目立ちたくない地味子ちゃんは、冷徹会長に遊ばれて。
「もう、会長ひどいよぉ」

ぷくりと頬を膨らませる小鳥遊くん。
その姿を見て、生徒会室に微笑みが漏れた。


「おやおや、会長サマは今日もつむぎちゃんを独り占めですか。心が狭いなぁ」



小鳥遊くんの後ろから、クスクスと楽しそうな笑い声を上げて入ってきたのは、会計・朔駆先輩。

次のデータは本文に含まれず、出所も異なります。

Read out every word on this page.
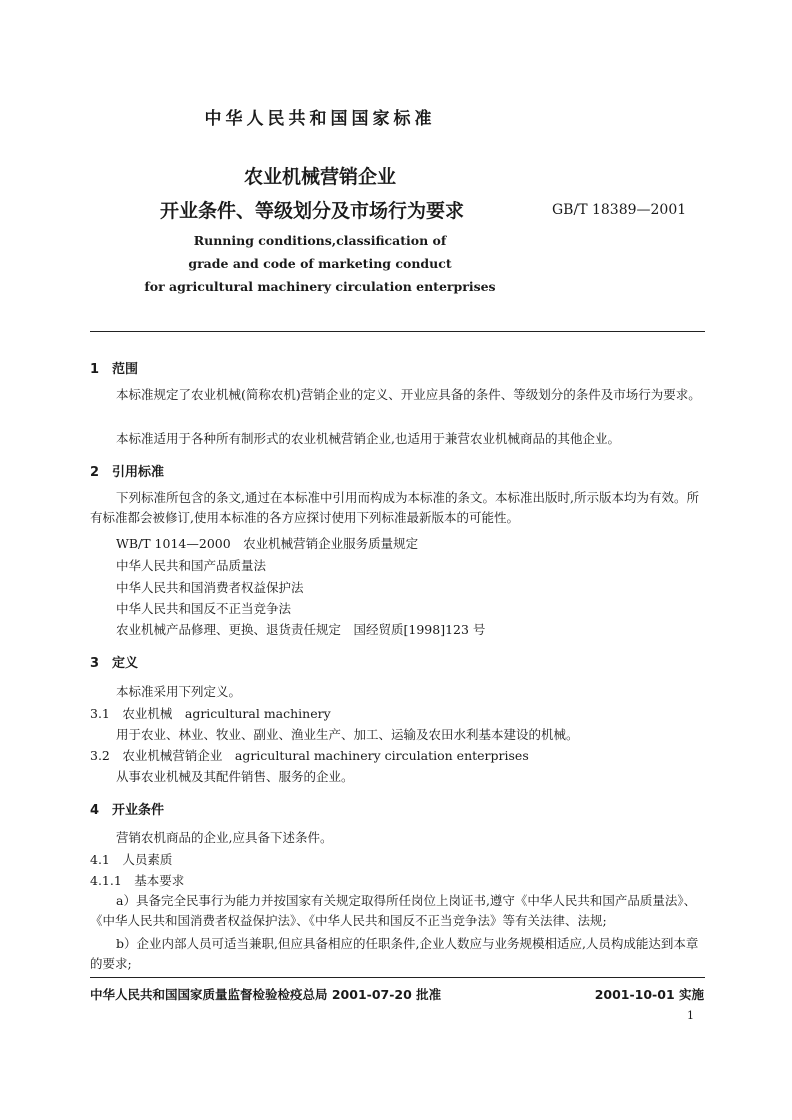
中华人民共和国国家标准
农业机械营销企业
开业条件、等级划分及市场行为要求	GB/T 18389—2001
Running conditions,classification of
grade and code of marketing conduct
for agricultural machinery circulation enterprises
1　范围
本标准规定了农业机械(简称农机)营销企业的定义、开业应具备的条件、等级划分的条件及市场行为要求。
本标准适用于各种所有制形式的农业机械营销企业,也适用于兼营农业机械商品的其他企业。
2　引用标准
下列标准所包含的条文,通过在本标准中引用而构成为本标准的条文。本标准出版时,所示版本均为有效。所有标准都会被修订,使用本标准的各方应探讨使用下列标准最新版本的可能性。
WB/T 1014—2000　农业机械营销企业服务质量规定
中华人民共和国产品质量法
中华人民共和国消费者权益保护法
中华人民共和国反不正当竞争法
农业机械产品修理、更换、退货责任规定　国经贸质[1998]123 号
3　定义
本标准采用下列定义。
3.1　农业机械　agricultural machinery
用于农业、林业、牧业、副业、渔业生产、加工、运输及农田水利基本建设的机械。
3.2　农业机械营销企业　agricultural machinery circulation enterprises
从事农业机械及其配件销售、服务的企业。
4　开业条件
营销农机商品的企业,应具备下述条件。
4.1　人员素质
4.1.1　基本要求
a）具备完全民事行为能力并按国家有关规定取得所任岗位上岗证书,遵守《中华人民共和国产品质量法》、《中华人民共和国消费者权益保护法》、《中华人民共和国反不正当竞争法》等有关法律、法规;
b）企业内部人员可适当兼职,但应具备相应的任职条件,企业人数应与业务规模相适应,人员构成能达到本章的要求;
中华人民共和国国家质量监督检验检疫总局 2001-07-20 批准	2001-10-01 实施
1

金髪を軽く揺らし、着崩した制服のまま、私の顔を覗き込んできた。


「むぎ、これ、探してたって言ってた英語の参考書」

「えっ、朔先輩、わざわざ……!
ありがとうございます!」 

これ、ずっと探してた有名な参考書だっ!

「ちゃんといつか恩返ししてくれよー」

朔先輩は、私のことを『むぎ』と呼ぶ。
どこか放っておけない犬みたいだから、ペット感覚でむぎと呼ぶ、らしい。

嬉しくて思わず眼鏡の位置を直しながら微笑むと、私の背後から凄まじい威圧感が放たれた。
西園寺くんが、あからさまに大きな舌打ちをしている。